Friday 6 July 2012

Head and Heart


Many clients have a clear understanding of their issues, but find themselves behaving in ways that they know are inappropriate or unhelpful to them and can’t seem to stop themselves. In this week’s blog we will be looking at how therapy can help with this dilemma.

I use a simplified concept of head and heart to represent these two aspects of a person. This does not relate to the physical organs. It is merely a way of helping the client to understand that they hold within them two perspectives which disagree. This is most often a thought process versus one based primarily in the emotions. E.g. “I want to eat more even though I know I've had enough”.

In my experience, the emotions have their own logic – what I term crudely as “heart logic”. This may be more subtle and harder to uncover than “head logic”.  At its core, “heart logic” usually has an underlying message. All emotions may be thought of as messages from ourselves, to ourselves. For example, anger is a prompt to action, hence we get all fired up in readiness for that action.  Fear is a prompt to take defensive action in anticipation of some threat.
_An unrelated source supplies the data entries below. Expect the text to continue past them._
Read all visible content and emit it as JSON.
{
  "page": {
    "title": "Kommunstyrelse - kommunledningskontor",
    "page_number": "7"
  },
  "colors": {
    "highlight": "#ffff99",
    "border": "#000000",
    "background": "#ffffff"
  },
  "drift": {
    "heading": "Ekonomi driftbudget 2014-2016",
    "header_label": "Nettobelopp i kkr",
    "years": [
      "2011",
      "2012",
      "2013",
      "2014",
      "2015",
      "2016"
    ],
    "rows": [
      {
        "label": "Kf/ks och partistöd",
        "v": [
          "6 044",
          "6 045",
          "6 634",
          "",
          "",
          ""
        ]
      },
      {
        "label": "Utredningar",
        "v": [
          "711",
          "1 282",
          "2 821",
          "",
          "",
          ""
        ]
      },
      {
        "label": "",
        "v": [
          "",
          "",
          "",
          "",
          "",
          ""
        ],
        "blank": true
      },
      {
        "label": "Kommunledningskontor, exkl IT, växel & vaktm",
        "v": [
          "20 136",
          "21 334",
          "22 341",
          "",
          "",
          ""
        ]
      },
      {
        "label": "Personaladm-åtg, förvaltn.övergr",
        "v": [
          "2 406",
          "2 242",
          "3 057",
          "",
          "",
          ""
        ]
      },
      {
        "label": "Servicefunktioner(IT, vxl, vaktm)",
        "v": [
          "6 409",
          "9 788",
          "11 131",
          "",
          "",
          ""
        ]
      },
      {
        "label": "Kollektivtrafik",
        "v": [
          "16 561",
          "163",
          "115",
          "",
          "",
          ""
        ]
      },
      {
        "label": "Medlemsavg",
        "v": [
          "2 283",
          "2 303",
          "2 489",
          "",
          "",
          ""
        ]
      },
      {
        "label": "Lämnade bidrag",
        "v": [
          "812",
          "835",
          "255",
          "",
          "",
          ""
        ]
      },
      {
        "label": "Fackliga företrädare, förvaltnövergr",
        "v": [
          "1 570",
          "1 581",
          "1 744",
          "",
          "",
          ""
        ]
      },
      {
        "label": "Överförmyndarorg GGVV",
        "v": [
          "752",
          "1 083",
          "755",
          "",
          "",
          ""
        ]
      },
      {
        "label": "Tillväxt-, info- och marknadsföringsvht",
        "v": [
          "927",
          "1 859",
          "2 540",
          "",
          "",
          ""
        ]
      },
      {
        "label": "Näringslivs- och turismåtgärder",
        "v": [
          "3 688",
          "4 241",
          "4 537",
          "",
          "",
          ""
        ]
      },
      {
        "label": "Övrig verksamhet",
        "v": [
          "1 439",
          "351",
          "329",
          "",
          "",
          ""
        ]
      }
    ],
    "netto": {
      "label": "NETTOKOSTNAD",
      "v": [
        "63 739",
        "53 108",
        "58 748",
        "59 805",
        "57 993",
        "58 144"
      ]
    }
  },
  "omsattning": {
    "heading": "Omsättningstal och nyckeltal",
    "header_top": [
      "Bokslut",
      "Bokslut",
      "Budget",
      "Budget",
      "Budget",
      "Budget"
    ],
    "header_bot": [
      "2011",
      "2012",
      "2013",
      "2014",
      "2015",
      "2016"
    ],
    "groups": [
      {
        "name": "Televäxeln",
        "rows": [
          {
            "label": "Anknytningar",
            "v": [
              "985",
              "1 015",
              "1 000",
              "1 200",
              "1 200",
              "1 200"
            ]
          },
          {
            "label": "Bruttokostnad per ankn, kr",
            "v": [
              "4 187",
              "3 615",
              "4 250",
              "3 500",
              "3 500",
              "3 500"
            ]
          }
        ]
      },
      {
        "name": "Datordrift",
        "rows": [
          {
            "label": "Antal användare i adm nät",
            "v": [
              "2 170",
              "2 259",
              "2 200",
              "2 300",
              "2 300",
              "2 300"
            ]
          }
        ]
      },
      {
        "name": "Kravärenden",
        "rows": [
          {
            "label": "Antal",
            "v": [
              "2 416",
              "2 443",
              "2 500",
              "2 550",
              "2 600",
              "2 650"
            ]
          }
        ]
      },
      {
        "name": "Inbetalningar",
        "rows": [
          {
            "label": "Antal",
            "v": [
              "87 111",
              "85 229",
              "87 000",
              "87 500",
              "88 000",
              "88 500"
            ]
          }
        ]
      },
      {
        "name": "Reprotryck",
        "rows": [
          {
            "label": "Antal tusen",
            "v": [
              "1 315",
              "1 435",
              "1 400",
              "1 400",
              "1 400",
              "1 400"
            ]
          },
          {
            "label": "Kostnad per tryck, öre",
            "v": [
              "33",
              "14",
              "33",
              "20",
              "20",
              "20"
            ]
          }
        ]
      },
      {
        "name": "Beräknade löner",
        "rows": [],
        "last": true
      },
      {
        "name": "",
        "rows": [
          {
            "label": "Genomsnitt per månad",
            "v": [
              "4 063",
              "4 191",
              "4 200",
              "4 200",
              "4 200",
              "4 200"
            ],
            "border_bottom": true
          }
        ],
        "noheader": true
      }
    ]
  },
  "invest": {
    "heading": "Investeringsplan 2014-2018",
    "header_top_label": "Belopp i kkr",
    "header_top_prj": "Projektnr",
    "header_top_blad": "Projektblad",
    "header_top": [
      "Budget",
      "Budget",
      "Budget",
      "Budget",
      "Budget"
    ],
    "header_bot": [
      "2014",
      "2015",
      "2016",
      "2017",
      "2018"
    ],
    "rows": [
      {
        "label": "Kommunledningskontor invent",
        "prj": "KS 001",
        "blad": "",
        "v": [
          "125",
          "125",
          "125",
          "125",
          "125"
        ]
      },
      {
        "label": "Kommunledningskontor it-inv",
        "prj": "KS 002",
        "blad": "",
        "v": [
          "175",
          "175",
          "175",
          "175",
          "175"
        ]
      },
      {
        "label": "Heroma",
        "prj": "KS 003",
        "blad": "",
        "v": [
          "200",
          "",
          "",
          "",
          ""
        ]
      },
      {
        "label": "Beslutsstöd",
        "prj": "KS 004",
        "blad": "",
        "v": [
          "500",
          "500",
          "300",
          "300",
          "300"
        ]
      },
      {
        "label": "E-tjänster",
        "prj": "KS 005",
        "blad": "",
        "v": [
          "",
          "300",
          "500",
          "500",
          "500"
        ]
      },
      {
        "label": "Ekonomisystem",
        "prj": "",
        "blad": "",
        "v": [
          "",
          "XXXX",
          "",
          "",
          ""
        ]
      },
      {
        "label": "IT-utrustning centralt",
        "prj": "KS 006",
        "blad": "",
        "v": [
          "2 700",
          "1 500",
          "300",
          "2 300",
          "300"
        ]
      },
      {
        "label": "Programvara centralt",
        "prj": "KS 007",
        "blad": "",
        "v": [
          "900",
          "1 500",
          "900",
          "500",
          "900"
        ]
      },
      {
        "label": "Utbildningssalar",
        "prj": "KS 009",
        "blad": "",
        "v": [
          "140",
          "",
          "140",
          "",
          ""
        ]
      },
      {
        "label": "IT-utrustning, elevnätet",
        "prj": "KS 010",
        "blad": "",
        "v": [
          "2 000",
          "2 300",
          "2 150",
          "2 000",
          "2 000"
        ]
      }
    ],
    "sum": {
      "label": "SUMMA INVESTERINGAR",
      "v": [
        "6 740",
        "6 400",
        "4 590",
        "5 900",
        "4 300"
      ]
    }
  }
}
Babies need their caregivers, usually their parents, to help them learn how to manage their emotions.  No parent is perfect, so there can be issues for the child in this learning process. For example, anger or sadness, crying or complaining may be seen as “negative emotions”. The implication is that such emotions are not desirable. The child may infer from this that such emotions threaten their relationship with their parents on whom they are dependent for survival. This can make it a matter of life and death. Little wonder they try to swallow their anger, or feel ashamed if they are sad. “There must be something wrong with me”.  All of this typically happens outside of their awareness. In addition, Western society privileges an objective stance, which typically means logical thinking without emotions.  Thus, the emotions may be seen as irrational. 

Once the client has learnt that emotions are irrational, unhelpful, to be suppressed, kept within a particular range (no outbursts), then they are likely to respect their head logic at the expense of their heart. This means that the messages of their emotions are not being received. When they are not received, then those emotions try again and again to find a way to be heard.  It is at this point that the dilemma is born. As an adult, the client is not under the same threat as they were as a child, but now the “heart logic” has been buried in the unconscious, they don’t know that. So when a desire surfaces the client has no idea why it is so powerful.

Helping the client develop a compassionate understanding of the underlying logic of their emotions is an important part of the process of therapy. For example, they may realise that they hold a profound shame about some aspect of themselves that they are unloveable, too sensitive, too much, too needy, spoilt. They yearn to soothe this deep wound by any means. If the values in which they were brought up associated food with caring, then perhaps overeating is the heart’s “logical” response.  The next step is for the client’s compassionate understanding of their heart logic to enable them to work with processing the difficult emotions which prompted its necessity. When the emotional wound is healed through a loving relationship towards themselves, the message of the historically unacknowledged emotion is finally delivered. That emotion is satisfied and can now withdraw. Thus, the heart logic becomes redundant, resolving the dilemma.

This sounds all very straightforward. However, it can take time in establishing the therapeutic relationship to such a depth that a lifetime of unconscious and subtle defences dare to relax. Then they can start experimenting with expressing their most vulnerable parts of themselves. In becoming open to their whole being (head and heart) they can become more fully engaged with others.